Wait. Seriously, stop calling me a fucking martyr. I am not a martyr. Martyrs are heroes. I am not a hero. What am I fighting for? WOMEN ACROSS THE LAND?
Stop. There is nothing “heroic” about my choice. I was not particularly brave and I was not impressive and I was not trying to “prove a point” and I am not anti-epidural.
Which brings me to my next point: Having an epidural is not cowardly, unnatural, or un-“womanly” (whatever the fuck that means). In the past, I have used the term “natural” to describe “unmedicated.” I don’t do that anymore. It’s a loaded term. I apologize for not realizing that sooner. (On that, the writer of the article and I agree.)
To me, we’re all brave. And I don’t mean that in some cute woo-woo way. I mean it truthfully: We face a thing we are a little (or a lot) afraid of. All of us have grown up in a culture of fear surrounding childbirth. How that manifests in each of us will be unique, but universally, we face the unknown. Whether through surgery or birth at home or in a hospital, we face something infinitely new, with stakes higher than anything we’ve ever faced. And we have no choice. We walk in. We handle it.
That is bravery.
I felt safest with the littlest intervention as possible.
We get to define that for ourselves.
All this shit-slinging about choices is nothing more than self-righteousness masquerading as “helpfulness.” It’s not about other women. It’s not about new moms. It’s about THEMSELVES. It’s about their own damn choices. It’s about pretentiousness and insecurity.
Fun fact: People secure in their choices do not feel compelled to run around screaming how other people should be like them.
Oh, and BTW. If you’ve never had a child: Shut the hell up with your demands on my vagina/uterus/offspring. No, really. Shut the actual fuck up. Nobody cares.
I see people who made choices like mine treating women who get epidurals or planned caesareans as some sort of strange subspecies that barely loves their children let alone possesses the spiritual depth necessary to raise them. They act as if Ina May Gaskin is THE GODDESS of motherhood and we all must embrace her or die alone in parental wasteland.

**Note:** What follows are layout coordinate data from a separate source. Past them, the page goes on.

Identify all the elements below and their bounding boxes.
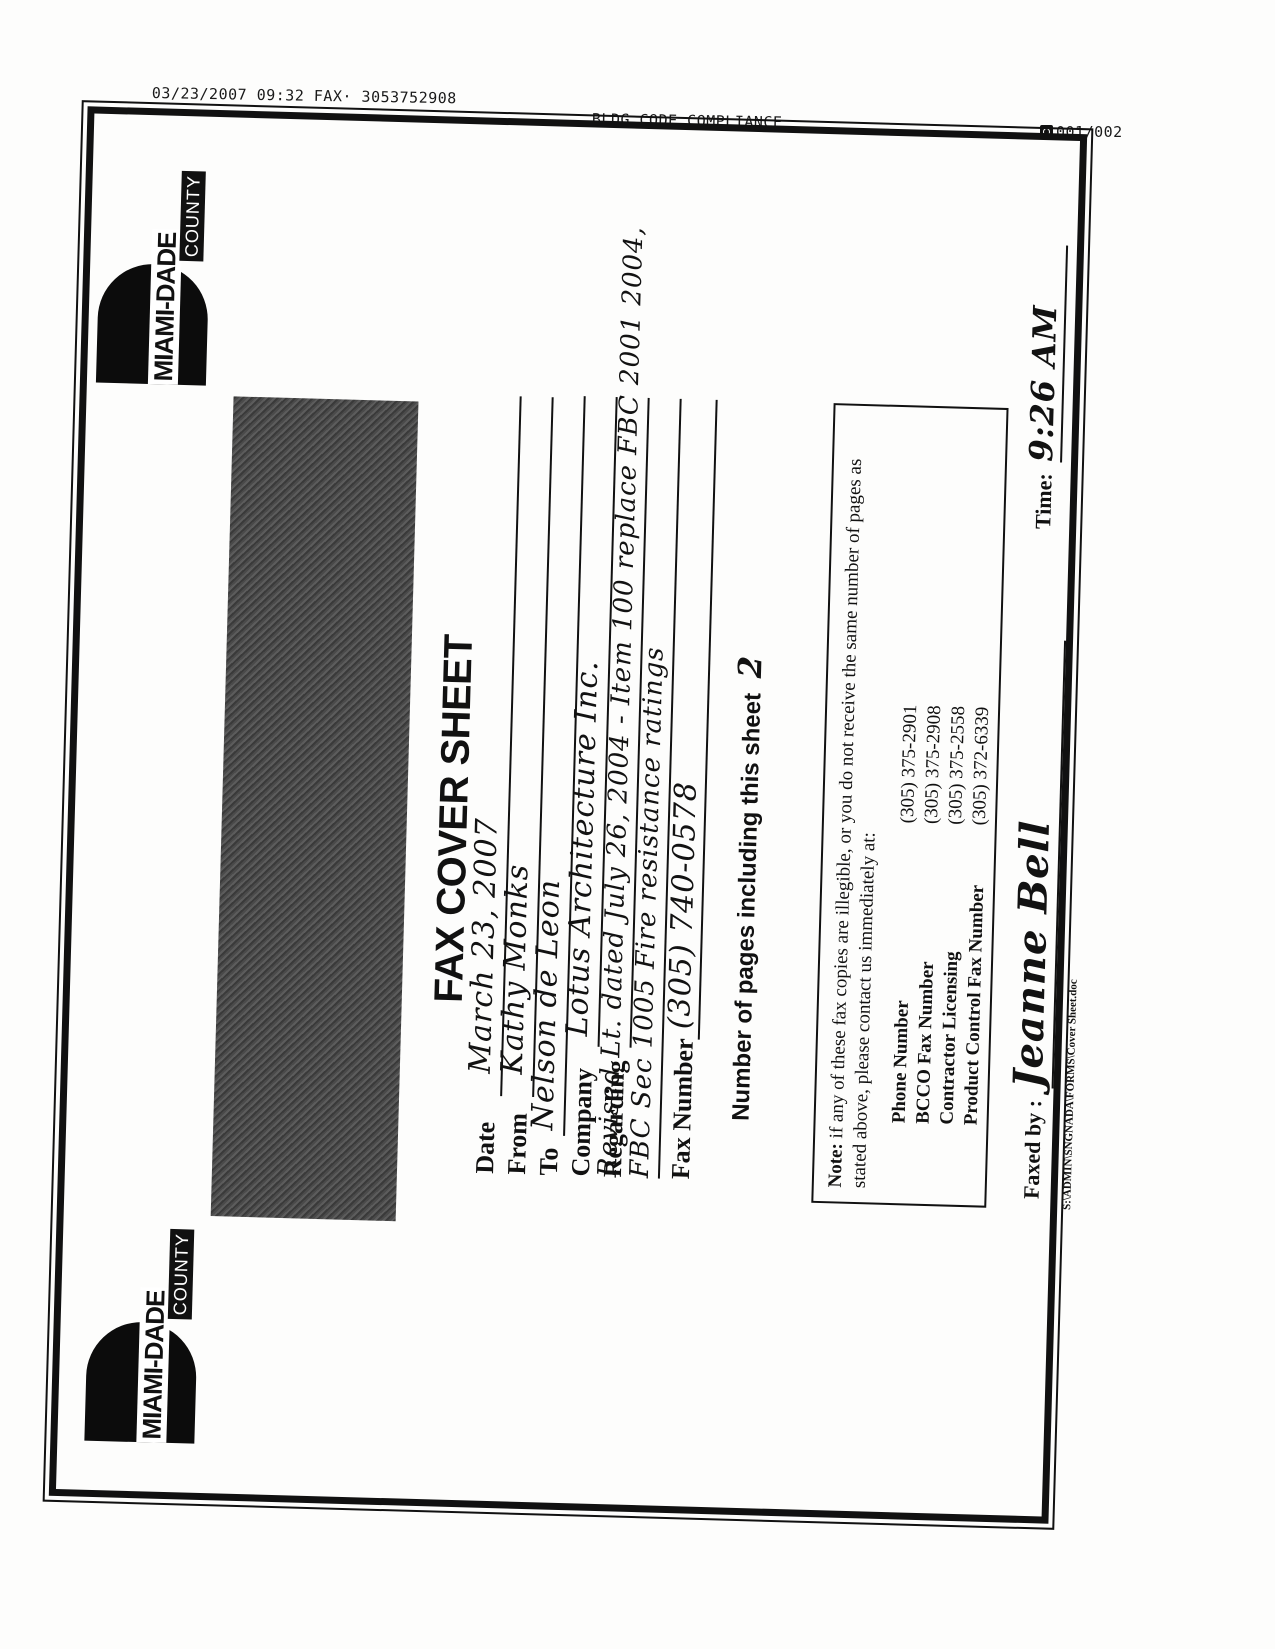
logo-line2: COUNTY bbox=[168, 1229, 195, 1320]
note-body: if any of these fax copies are illegible… bbox=[826, 458, 880, 1188]
contact-number: (305) 375-2901 bbox=[896, 704, 923, 823]
redacted-header-bar bbox=[211, 396, 419, 1221]
contact-number: (305) 372-6339 bbox=[968, 706, 995, 825]
pages-count-label: Number of pages including this sheet 2 bbox=[719, 654, 770, 1121]
fax-cover-sheet: MIAMI-DADE COUNTY MIAMI-DADE COUNTY FAX … bbox=[44, 142, 1030, 1488]
pages-count-value: 2 bbox=[731, 654, 770, 678]
contact-number: (305) 375-2908 bbox=[920, 705, 947, 824]
fax-timestamp: 03/23/2007 09:32 FAX bbox=[152, 84, 343, 105]
note-box: Note: if any of these fax copies are ill… bbox=[811, 403, 1008, 1208]
faxed-by-label: Faxed by : bbox=[1018, 1100, 1046, 1200]
field-label-to: To bbox=[534, 1147, 565, 1176]
logo-line1: MIAMI-DADE bbox=[148, 229, 182, 385]
pages-count-text: Number of pages including this sheet bbox=[728, 693, 767, 1122]
contact-number: (305) 375-2558 bbox=[944, 706, 971, 825]
miami-dade-logo-bottom: MIAMI-DADE COUNTY bbox=[84, 1251, 199, 1444]
field-value-fax-number: (305) 740-0578 bbox=[662, 781, 704, 1030]
time-field: Time: 9:26 AM bbox=[1020, 244, 1066, 529]
note-prefix: Note: bbox=[825, 1143, 847, 1188]
time-label: Time: bbox=[1030, 473, 1057, 529]
field-label-date: Date bbox=[470, 1121, 501, 1174]
sender-fax-number: 3053752908 bbox=[361, 88, 457, 108]
file-path: S:\ADMIN\SNGNADA\FORMS\Cover Sheet.doc bbox=[1061, 979, 1079, 1210]
fax-timestamp-line: 03/23/2007 09:32 FAX· 3053752908 bbox=[152, 84, 457, 107]
note-text: Note: if any of these fax copies are ill… bbox=[824, 419, 893, 1188]
field-label-fax-number: Fax Number bbox=[666, 1038, 700, 1180]
time-value: 9:26 AM bbox=[1022, 244, 1068, 462]
logo-line1: MIAMI-DADE bbox=[136, 1287, 170, 1443]
contact-list: Phone Number (305) 375-2901 BCCO Fax Num… bbox=[888, 704, 996, 1125]
miami-dade-logo-top: MIAMI-DADE COUNTY bbox=[96, 193, 211, 386]
logo-line2: COUNTY bbox=[179, 171, 206, 262]
field-line-fax-number bbox=[698, 400, 718, 1040]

Perhaps I’m overshooting the mark a tiny bit, but seriously.
You know what? Yes. I believe our maternal healthcare system is pretty fucked, and I believe it needs to change. But that will not happen by running around spewing orgasmic birth as The Only Way.

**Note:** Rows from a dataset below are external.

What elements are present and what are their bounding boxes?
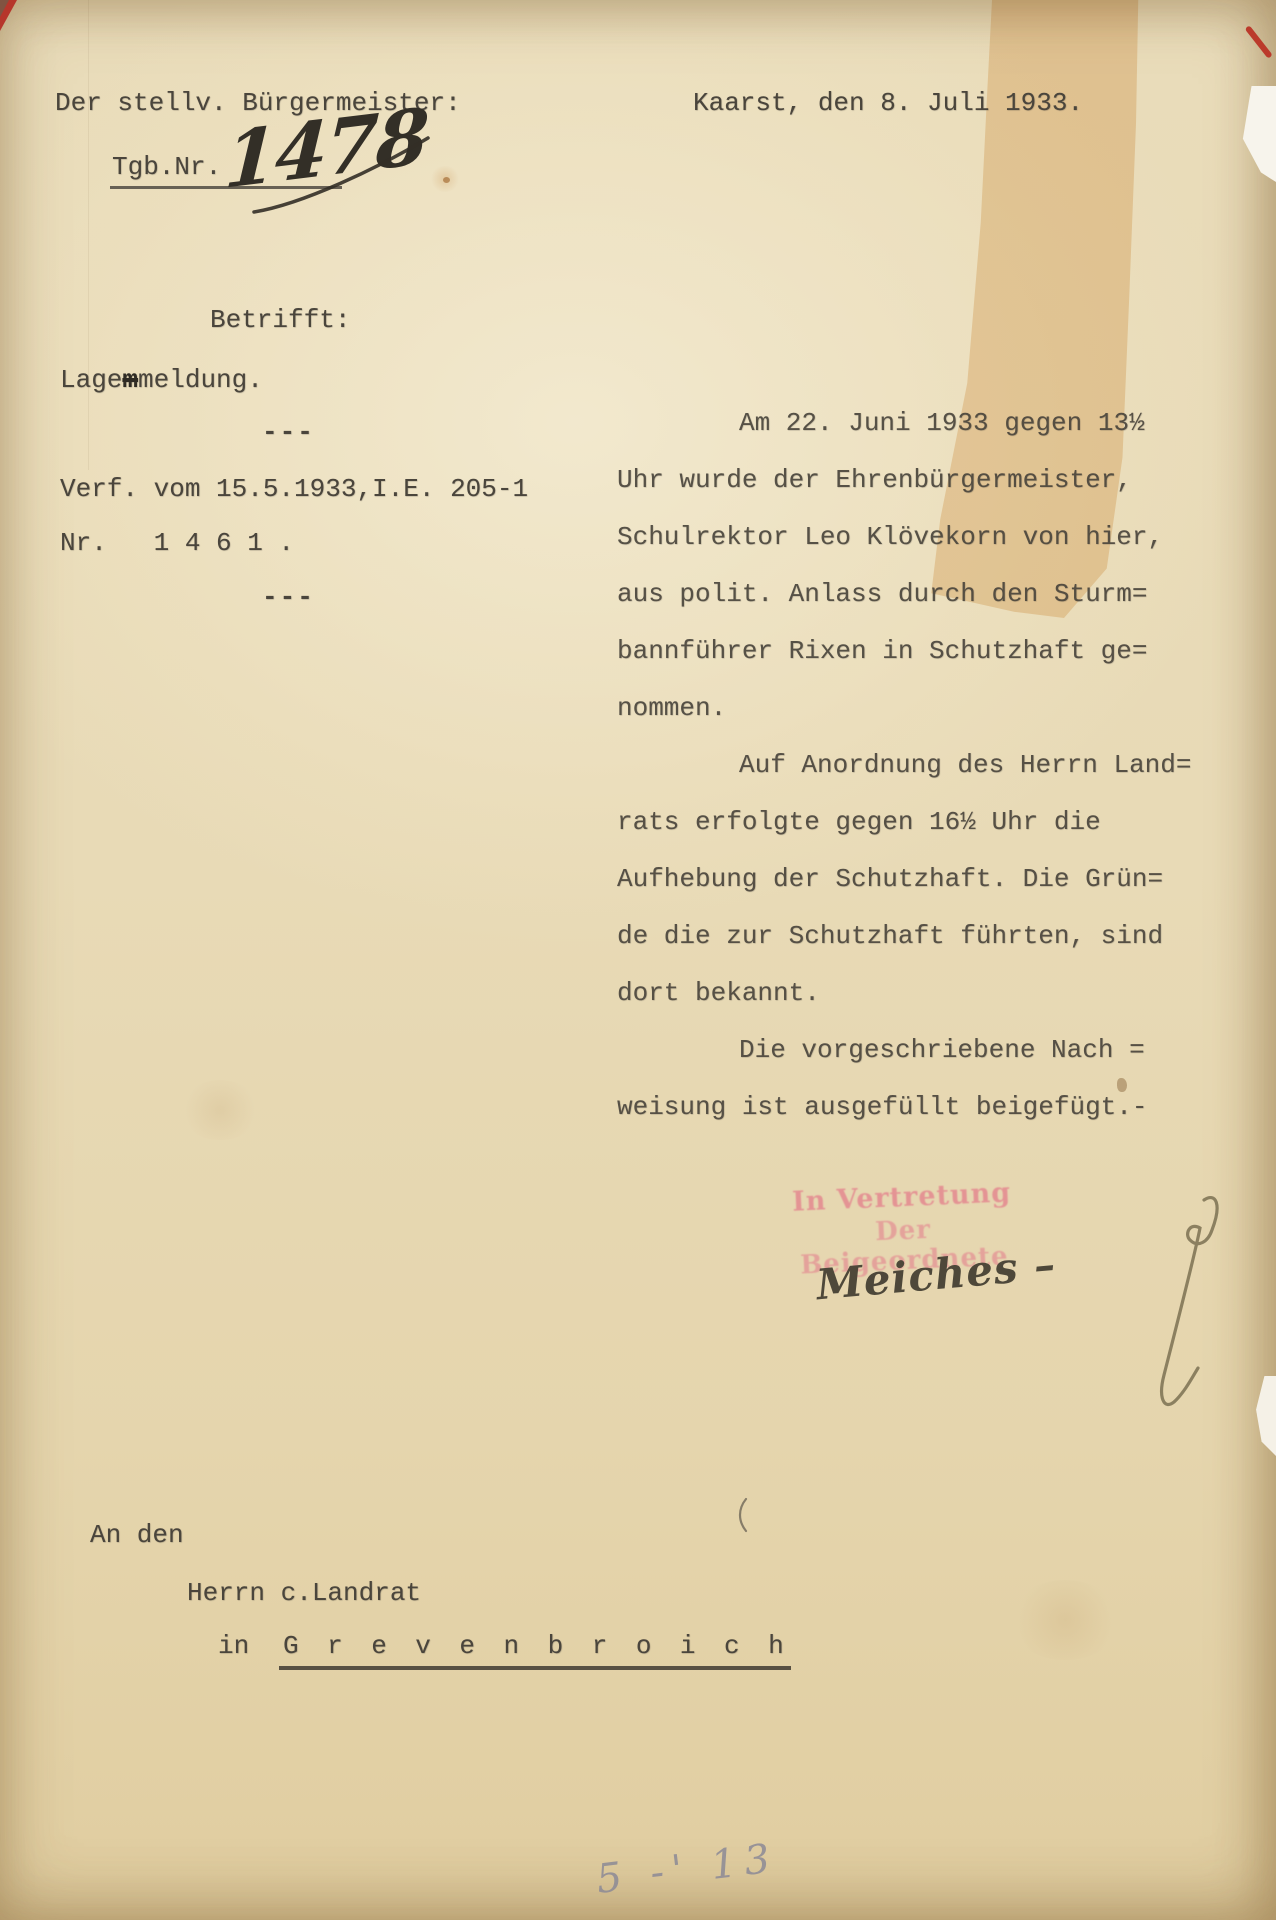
subject-overstruck-char: m — [122, 365, 138, 395]
body-line: weisung ist ausgefüllt beigefügt.- — [617, 1079, 1276, 1136]
paper-stain — [443, 177, 450, 183]
body-line: Die vorgeschriebene Nach = — [617, 1022, 1276, 1079]
recipient-city-underline — [279, 1666, 791, 1670]
recipient-city-prefix: in — [218, 1631, 249, 1661]
body-line: bannführer Rixen in Schutzhaft ge= — [617, 623, 1276, 680]
torn-paper-edge-mid — [1256, 1376, 1276, 1456]
body-line: Am 22. Juni 1933 gegen 13½ — [617, 395, 1276, 452]
paper-stain — [1010, 1580, 1120, 1660]
journal-number-label: Tgb.Nr. — [112, 152, 221, 182]
paper-stain — [430, 166, 460, 192]
body-line: Schulrektor Leo Klövekorn von hier, — [617, 509, 1276, 566]
body-line: nommen. — [617, 680, 1276, 737]
subject-value-post: meldung. — [138, 365, 263, 395]
body-line: Aufhebung der Schutzhaft. Die Grün= — [617, 851, 1276, 908]
divider-dashes: --- — [262, 582, 315, 612]
subject-value: Lagemmeldung. — [60, 365, 263, 395]
red-corner-mark-top-right — [1245, 25, 1273, 59]
subject-label: Betrifft: — [210, 305, 350, 335]
letter-body: Am 22. Juni 1933 gegen 13½Uhr wurde der … — [617, 395, 1276, 1136]
recipient-line-2: Herrn c.Landrat — [187, 1578, 421, 1608]
torn-paper-edge-top — [1240, 86, 1276, 182]
scanned-letter-page: Der stellv. Bürgermeister: Tgb.Nr. 1478 … — [0, 0, 1276, 1920]
pencil-archive-note: 5 -' 13 — [594, 1835, 781, 1903]
body-line: de die zur Schutzhaft führten, sind — [617, 908, 1276, 965]
reference-line-2: Nr. 1 4 6 1 . — [60, 528, 294, 558]
subject-value-pre: Lage — [60, 365, 122, 395]
paper-stain — [180, 1080, 260, 1140]
place-date-line: Kaarst, den 8. Juli 1933. — [693, 88, 1083, 118]
reference-line-1: Verf. vom 15.5.1933,I.E. 205-1 — [60, 474, 528, 504]
body-line: dort bekannt. — [617, 965, 1276, 1022]
small-ink-tick-mark — [733, 1496, 753, 1536]
recipient-line-1: An den — [90, 1520, 184, 1550]
handwritten-underline-swash — [248, 128, 433, 220]
body-line: aus polit. Anlass durch den Sturm= — [617, 566, 1276, 623]
recipient-city: Grevenbroich — [283, 1631, 812, 1661]
body-line: Auf Anordnung des Herrn Land= — [617, 737, 1276, 794]
paper-crease — [88, 0, 89, 470]
divider-dashes: --- — [262, 417, 315, 447]
body-line: Uhr wurde der Ehrenbürgermeister, — [617, 452, 1276, 509]
ink-paraph-mark — [1138, 1190, 1238, 1418]
body-line: rats erfolgte gegen 16½ Uhr die — [617, 794, 1276, 851]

We have one job. We know what it is.
You know what I want? Women to have equal access to information and education to make informed choices that work for them. I want women to have doctors and midwives who explain the pros and cons of choices openly and honestly, treating women like they have brains in addition to vaginas. (I know, revolutionary.) I want women to be treated like humans, not cute little pets. I want women to be respected, validated, and heard. I want women to be the central player in the birth of their babies.
I want women to have POWER, however they define it.
We’re all warriors here. We can own that.